Это каким же надо быть светло-наивным человеком, чтобы так говорить! Насколько же надо быть над нашей помойкой, чтобы сказать: «Я покажу, и мне поверят»! И знаете, в этом есть своя высшая правда. Она заключается в ответе на вопрос, поставленный в начале главы: что остается после режиссера? Остается немного. Всего лишь несколько поколений людей, видевших эти спектакли и благодаря им изменившихся, воспитавших затем своих детей по-другому. И вот вам абсолютно материальное воплощение эфемерного, воздушного искусства театра. Эфрос показал не то, во что нас бесконечно тычут сегодня, – как жить нельзя. Он намекнул нам, как жить надобно. Наметил если не конечную цель, то направление, неустанное стремление к красоте, добру, гармонии – к Богу. Он развивал в нас еще один орган чувств. Быть может, кому-то он и не нужен, но это жертвенная, созидательная работа на отдаленное будущее, на которое всегда надеются люди высокого творческого полета.
Он любил и чтил Феллини. Я думаю, даже был похож на него, как похожа последняя улыбка Ольги Яковлевой – Альмы в спектакле «Лето и дым» на прощальную, в финале фильма, улыбку Кабирии – Джульетты Мазины (это улыбка, извиняющаяся за то, что жизнь прошла, прошла, как дым; извините, что я плачу, и надо ведь жить, надо как-то жить дальше…). Как похожи грустные клоуны Феллини на клоунов Эфроса! Разве это не грустные клоуны в том же спектакле «Лето и дым», в литературном кружке, куда Альма приводит Джона, и где все кончается так неудачно, где у каждого маленького персонажа своя незадавшаяся жизнь, и спасаются они только литературой и своими собраниями? Разве не теми же клоунами населен был изумительный спектакль «Женитьба», где все грустное настолько смешно, а все смешное – так грустно?..

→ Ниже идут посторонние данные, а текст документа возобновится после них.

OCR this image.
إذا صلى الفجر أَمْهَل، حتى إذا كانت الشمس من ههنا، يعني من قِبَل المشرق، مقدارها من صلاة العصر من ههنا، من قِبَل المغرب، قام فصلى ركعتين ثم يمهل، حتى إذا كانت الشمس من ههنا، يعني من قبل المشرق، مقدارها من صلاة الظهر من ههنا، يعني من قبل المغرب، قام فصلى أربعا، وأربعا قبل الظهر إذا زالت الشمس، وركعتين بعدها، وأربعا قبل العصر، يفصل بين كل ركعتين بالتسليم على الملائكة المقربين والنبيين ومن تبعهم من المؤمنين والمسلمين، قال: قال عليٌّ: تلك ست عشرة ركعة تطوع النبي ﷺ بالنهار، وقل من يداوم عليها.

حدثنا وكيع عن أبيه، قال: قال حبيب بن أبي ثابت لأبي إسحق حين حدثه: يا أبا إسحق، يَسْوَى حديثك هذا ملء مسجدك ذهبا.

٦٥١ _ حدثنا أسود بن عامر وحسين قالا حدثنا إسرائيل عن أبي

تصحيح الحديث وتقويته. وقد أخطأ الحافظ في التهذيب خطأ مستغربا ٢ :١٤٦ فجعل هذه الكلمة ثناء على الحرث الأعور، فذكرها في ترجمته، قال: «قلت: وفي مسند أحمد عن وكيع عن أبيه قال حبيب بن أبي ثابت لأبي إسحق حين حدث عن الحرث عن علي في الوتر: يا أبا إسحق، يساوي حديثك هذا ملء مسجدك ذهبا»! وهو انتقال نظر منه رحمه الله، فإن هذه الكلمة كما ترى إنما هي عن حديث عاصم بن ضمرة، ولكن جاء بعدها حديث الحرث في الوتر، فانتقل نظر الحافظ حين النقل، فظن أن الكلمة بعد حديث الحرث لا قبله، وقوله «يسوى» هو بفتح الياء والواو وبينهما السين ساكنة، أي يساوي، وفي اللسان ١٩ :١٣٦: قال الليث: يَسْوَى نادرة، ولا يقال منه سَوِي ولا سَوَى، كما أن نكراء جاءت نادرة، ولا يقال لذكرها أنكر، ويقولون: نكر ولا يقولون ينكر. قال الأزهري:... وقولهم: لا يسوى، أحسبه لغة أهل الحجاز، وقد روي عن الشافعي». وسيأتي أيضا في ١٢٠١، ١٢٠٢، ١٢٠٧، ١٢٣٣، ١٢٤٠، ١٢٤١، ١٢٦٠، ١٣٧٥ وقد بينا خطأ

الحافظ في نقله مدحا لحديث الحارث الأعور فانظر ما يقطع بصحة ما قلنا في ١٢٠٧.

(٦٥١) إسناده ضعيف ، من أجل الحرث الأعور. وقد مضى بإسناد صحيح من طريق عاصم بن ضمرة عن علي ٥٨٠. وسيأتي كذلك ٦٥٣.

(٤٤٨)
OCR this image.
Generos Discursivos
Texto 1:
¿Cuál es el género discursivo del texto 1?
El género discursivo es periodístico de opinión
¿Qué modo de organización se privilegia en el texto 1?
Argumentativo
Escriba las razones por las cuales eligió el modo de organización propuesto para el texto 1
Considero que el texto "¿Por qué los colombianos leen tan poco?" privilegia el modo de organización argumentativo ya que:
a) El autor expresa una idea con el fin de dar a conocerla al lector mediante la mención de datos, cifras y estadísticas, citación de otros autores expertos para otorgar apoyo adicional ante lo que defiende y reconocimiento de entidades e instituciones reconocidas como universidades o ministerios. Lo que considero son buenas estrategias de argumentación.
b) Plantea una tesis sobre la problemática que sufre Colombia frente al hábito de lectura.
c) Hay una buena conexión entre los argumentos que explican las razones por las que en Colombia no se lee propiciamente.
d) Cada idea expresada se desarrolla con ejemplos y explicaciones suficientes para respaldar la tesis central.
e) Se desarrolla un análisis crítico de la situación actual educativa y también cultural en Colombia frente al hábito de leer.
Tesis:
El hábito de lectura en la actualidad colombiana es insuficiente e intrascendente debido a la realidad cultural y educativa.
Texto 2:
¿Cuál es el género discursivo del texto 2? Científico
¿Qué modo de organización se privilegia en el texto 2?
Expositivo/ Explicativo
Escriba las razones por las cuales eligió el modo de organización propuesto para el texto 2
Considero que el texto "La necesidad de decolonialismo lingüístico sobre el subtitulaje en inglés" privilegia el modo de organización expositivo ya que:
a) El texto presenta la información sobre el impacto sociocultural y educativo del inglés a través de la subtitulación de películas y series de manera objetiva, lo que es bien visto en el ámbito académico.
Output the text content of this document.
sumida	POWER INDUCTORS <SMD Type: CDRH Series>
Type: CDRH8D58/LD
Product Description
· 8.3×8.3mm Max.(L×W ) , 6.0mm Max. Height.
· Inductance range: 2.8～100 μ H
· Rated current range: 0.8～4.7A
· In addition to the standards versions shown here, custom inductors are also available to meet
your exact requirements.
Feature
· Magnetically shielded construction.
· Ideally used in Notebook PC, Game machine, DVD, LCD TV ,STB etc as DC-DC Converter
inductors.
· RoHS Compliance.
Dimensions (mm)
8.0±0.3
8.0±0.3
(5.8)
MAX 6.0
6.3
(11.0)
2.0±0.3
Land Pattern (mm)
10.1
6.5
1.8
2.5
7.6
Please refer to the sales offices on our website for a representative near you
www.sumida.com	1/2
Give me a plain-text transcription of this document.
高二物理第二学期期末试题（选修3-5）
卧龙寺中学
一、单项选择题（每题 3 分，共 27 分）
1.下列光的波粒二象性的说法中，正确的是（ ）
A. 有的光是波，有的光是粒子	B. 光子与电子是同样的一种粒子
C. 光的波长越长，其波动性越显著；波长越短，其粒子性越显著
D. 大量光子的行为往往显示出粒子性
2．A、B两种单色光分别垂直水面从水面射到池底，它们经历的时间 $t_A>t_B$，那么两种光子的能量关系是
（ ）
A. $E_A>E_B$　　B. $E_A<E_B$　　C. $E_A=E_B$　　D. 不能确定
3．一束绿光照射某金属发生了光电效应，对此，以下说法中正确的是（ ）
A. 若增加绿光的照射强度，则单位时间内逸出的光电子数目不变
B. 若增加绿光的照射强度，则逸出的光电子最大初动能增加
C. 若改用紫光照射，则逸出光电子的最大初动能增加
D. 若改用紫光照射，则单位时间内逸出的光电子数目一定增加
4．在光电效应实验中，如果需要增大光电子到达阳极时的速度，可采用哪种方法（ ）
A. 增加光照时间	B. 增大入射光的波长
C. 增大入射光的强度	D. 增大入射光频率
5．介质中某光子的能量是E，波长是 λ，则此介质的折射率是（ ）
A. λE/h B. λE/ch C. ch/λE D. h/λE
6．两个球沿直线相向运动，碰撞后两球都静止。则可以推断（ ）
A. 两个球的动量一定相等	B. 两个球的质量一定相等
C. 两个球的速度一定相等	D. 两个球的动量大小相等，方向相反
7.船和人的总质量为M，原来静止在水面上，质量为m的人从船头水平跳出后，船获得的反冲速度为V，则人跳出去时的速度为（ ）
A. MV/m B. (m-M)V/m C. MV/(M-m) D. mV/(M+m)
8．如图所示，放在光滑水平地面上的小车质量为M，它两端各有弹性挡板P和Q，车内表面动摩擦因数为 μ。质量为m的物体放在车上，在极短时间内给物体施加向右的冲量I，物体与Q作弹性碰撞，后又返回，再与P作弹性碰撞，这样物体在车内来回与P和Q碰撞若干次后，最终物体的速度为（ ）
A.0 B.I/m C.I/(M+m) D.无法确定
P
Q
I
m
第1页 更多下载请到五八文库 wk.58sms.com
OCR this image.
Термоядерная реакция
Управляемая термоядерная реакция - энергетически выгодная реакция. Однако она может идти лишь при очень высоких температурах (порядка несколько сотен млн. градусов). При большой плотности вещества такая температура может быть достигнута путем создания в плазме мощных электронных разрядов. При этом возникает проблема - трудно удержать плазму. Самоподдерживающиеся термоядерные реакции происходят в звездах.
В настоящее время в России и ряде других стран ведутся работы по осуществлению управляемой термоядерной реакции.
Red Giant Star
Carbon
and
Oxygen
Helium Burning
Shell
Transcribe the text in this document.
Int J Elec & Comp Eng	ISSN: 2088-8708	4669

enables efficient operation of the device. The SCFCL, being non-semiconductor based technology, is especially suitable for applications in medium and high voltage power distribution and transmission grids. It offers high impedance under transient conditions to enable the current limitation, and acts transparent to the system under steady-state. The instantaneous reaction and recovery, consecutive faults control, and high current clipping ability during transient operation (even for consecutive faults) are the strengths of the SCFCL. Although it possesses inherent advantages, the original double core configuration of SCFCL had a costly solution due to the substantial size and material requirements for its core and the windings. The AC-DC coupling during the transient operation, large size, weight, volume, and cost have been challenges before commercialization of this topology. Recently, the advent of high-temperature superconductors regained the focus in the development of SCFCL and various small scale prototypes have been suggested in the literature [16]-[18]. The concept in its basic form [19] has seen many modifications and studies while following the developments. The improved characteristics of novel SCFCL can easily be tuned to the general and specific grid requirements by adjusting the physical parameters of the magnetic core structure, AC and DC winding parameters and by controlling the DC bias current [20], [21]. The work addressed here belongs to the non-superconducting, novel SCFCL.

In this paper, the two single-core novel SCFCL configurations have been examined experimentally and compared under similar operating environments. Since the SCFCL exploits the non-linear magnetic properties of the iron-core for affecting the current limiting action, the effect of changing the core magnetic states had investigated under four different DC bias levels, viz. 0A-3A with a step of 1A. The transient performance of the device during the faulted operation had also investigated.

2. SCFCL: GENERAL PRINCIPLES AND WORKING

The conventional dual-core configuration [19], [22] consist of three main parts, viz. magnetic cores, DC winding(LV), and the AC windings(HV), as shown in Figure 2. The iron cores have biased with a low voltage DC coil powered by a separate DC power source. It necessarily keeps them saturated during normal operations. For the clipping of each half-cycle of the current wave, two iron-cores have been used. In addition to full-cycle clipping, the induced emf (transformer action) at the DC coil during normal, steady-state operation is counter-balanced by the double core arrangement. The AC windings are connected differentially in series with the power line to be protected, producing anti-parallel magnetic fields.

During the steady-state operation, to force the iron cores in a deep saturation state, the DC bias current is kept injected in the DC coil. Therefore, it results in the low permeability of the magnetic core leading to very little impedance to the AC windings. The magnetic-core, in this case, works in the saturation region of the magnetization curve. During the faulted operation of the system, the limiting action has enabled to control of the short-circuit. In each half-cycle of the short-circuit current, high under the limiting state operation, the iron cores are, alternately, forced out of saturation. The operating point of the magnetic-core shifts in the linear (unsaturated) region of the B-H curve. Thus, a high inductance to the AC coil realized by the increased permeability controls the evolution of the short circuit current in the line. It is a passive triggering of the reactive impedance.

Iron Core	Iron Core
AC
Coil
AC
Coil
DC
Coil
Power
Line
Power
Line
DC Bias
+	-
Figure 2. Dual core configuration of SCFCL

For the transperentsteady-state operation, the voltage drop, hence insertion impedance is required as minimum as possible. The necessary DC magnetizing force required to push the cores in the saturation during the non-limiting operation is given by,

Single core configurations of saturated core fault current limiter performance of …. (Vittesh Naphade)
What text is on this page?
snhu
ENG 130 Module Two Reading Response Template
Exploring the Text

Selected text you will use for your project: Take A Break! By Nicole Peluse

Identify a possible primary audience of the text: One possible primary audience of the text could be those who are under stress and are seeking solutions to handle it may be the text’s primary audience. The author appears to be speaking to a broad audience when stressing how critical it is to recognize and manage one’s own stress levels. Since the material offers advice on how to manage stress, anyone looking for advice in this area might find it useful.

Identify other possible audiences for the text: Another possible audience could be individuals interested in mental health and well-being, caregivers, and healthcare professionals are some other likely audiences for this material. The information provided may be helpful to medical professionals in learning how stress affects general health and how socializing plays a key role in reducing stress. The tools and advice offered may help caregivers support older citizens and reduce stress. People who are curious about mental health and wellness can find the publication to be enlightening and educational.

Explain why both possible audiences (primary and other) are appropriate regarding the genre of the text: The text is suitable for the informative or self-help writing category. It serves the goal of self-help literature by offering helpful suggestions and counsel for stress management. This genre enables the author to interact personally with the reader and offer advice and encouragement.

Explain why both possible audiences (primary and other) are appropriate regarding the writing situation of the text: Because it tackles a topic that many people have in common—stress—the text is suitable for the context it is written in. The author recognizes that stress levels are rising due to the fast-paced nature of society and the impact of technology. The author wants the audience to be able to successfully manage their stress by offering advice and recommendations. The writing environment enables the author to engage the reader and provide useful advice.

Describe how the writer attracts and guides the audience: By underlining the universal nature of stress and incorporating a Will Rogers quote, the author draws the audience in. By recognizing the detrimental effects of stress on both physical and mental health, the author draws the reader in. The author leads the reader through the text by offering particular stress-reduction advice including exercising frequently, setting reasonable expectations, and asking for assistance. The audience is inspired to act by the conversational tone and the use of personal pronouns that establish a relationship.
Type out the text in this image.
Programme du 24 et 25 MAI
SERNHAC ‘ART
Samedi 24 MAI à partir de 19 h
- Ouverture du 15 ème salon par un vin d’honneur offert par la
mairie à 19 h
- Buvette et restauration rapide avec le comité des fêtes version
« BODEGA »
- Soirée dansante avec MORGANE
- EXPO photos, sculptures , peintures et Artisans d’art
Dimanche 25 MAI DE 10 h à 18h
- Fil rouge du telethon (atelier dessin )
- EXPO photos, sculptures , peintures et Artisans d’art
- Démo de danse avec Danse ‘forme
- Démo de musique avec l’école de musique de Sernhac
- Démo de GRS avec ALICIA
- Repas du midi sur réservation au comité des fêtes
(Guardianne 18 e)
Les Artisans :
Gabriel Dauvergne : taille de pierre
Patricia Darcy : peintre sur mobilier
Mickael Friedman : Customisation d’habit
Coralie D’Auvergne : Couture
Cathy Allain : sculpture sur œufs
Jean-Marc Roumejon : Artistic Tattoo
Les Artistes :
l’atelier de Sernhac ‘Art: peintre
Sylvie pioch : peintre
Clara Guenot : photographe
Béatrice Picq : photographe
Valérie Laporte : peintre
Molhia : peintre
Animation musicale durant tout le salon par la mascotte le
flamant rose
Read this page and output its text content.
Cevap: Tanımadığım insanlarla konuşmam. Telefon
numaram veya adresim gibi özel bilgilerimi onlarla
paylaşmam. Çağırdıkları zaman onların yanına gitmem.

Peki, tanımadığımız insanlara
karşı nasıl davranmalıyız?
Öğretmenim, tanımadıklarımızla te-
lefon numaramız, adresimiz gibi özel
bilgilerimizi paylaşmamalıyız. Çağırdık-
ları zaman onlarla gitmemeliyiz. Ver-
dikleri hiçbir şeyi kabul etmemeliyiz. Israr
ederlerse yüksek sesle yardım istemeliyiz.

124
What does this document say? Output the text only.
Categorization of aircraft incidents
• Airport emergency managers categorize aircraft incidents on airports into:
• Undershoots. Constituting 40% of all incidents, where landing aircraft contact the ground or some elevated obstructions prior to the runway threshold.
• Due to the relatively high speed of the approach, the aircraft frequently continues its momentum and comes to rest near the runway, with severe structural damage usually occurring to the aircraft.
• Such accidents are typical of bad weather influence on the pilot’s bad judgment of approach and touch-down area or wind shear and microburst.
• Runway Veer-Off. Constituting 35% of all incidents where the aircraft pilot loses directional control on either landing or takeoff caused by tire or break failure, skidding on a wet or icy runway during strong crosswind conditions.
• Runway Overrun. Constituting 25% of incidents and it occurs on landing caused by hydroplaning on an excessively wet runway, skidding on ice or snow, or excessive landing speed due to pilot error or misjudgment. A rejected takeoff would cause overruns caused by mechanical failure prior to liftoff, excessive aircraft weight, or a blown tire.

Вот я сижу в зале и смотрю «Джинджер и Фред» или «Месяц в деревне». Я даже не могу уловить момент, с которого все началось. Когда меня начала затягивать эта таинственная, мощная магия, когда я стал соучастником этого действа, когда начал переживать, с каких пор у меня мокрое лицо, и я даже не очень понимаю – почему? И вот уже моя душа, очищенная непостижимым образом от всего, что находится за пределами этой театральной коробки – от смрада и грязи, от злобы и невежества, от… боже мой! да от всего того, что там, – моя бедная душа стонет и мается и спрашивает вновь и вновь: зачем я родился? Как приходит и куда уходит любовь? Для чего мы живем? Отчего так быстро проходит жизнь, а мы так и не успеваем понять, что такое красота и счастье?! Я тихонько смотрю влево и вправо, мне неудобно, что я так раскис, и вижу, что слева и справа – то же самое: у всех заплаканные и несколько смущенные лица. Нам всем слегка неудобно, нам стыдно за то, чем, в сущности, надо бы гордиться, за то, что наши души умылись наконец и открылись навстречу небесной музыке добра и сострадания. И все это – через узнавание, через призму собственной жизни, к которой у нас столько вопросов. Как это сделано?! «Уму непонятно!..» Разве только сердцу. Искусство такого ранга, такого класса – прямой проводник от Бога к человеку, прямое обращение Его к нам.